Some early paintings

After some practice

Tom saw one of the more imaginative portraits I had done and that was where the idea was born to do something similar for the Silent Skies album "Dormant", which thus became my first cover made in watercolor, and I have to say that it is the most fun project I have ever done. Not least because I absolutely love the music and could listen to it while I painted. When I have created most of my covers, I have not heard a single note from the album. Having a long-term collaboration with someone who trusts you so much that you get to listen to the music as soon as it is finished is fantastic for creativity. Especially if it is one that in this case is among the best you have ever heard.

Then came the question of doing the cover for Evergrey's "Theories of Emptiness". I first thought we would use watercolor for that cover too, but we ended up doing something completely different, and it became my most minimalist cover to date. Mine and Evergrey's "The dark side of the moon" in a way. Keeping it simple is often the hardest thing. It was a cover that was loved by some while others didn't understand it at all. And that was probably the point in a way. To evoke emotions. That's the whole point of art. To make people react.


I continued to do some covers with watercolor and felt like I had found a home in my creation. Very proud of the covers I've done for, for example, Ihlo, Another age and PreHistoric animals. Being able to paint traditionally but also having the knowledge to work digitally and fine-tune the paintings afterwards is how I prefer to work right now. You can get them as good as you want, but that lovely hand-painted feeling is always there in the end result.

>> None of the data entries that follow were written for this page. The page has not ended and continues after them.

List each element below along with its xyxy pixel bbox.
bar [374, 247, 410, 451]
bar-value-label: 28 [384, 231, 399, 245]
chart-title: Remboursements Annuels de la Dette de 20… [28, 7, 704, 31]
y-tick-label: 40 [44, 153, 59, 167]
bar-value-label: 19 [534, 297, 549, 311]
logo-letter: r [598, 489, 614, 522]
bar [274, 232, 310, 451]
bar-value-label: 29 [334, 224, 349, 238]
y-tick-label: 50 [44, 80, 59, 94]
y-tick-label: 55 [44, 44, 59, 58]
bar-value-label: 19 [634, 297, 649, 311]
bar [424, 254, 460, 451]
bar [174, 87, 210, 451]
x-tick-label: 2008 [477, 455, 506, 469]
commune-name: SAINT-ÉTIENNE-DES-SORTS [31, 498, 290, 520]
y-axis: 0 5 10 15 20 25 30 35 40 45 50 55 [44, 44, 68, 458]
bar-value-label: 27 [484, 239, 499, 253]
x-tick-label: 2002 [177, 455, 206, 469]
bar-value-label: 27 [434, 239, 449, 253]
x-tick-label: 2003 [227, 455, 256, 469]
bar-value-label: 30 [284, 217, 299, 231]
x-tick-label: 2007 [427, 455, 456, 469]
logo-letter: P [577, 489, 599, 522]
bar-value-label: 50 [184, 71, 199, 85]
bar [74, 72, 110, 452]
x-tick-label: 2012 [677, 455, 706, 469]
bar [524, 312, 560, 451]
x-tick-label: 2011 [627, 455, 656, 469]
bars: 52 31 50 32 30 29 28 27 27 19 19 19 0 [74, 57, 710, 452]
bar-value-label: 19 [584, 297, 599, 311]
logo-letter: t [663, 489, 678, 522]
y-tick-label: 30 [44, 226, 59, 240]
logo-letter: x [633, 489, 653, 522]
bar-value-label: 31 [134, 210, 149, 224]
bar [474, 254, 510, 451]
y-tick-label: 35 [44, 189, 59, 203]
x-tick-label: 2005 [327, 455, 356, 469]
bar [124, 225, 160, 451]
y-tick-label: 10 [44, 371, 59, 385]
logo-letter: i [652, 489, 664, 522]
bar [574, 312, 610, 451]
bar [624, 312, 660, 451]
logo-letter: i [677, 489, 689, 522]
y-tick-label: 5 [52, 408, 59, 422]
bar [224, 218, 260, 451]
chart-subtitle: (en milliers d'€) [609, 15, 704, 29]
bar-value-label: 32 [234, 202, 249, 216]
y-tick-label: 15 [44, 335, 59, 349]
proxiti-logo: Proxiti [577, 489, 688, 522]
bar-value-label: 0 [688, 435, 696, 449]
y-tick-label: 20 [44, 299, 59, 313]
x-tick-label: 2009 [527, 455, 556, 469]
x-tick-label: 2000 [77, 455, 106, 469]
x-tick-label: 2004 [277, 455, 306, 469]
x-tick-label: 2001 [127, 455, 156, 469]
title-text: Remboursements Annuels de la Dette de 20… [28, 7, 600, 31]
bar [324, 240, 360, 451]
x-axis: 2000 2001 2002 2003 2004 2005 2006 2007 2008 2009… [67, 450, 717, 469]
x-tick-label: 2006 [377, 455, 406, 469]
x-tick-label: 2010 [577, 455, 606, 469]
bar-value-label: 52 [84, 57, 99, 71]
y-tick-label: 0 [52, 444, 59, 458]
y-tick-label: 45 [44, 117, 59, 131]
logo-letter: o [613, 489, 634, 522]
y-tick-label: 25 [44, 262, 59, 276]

Tom's wishes for "Architects of the new weave" were "big and detailed". He mentioned some covers where he had sat and found detail after detail. In other words, the exact opposite of "Theories".

The idea was born with a figure with threads that led to pictures where each picture represented a song from the record. I bought a paper twice the size of any watercolor I had done before. I didn't even have a base big enough to tape the paper to, so I had to buy a second-hand tabletop to be able to work with the project. The plan was that the cover would only be a small part of the entire painting. I thought for a long time about how to make the best use of this. I don't know if it was the ultimate solution, but it was good enough. I divided it into six parts, of which the cover is only one of the parts.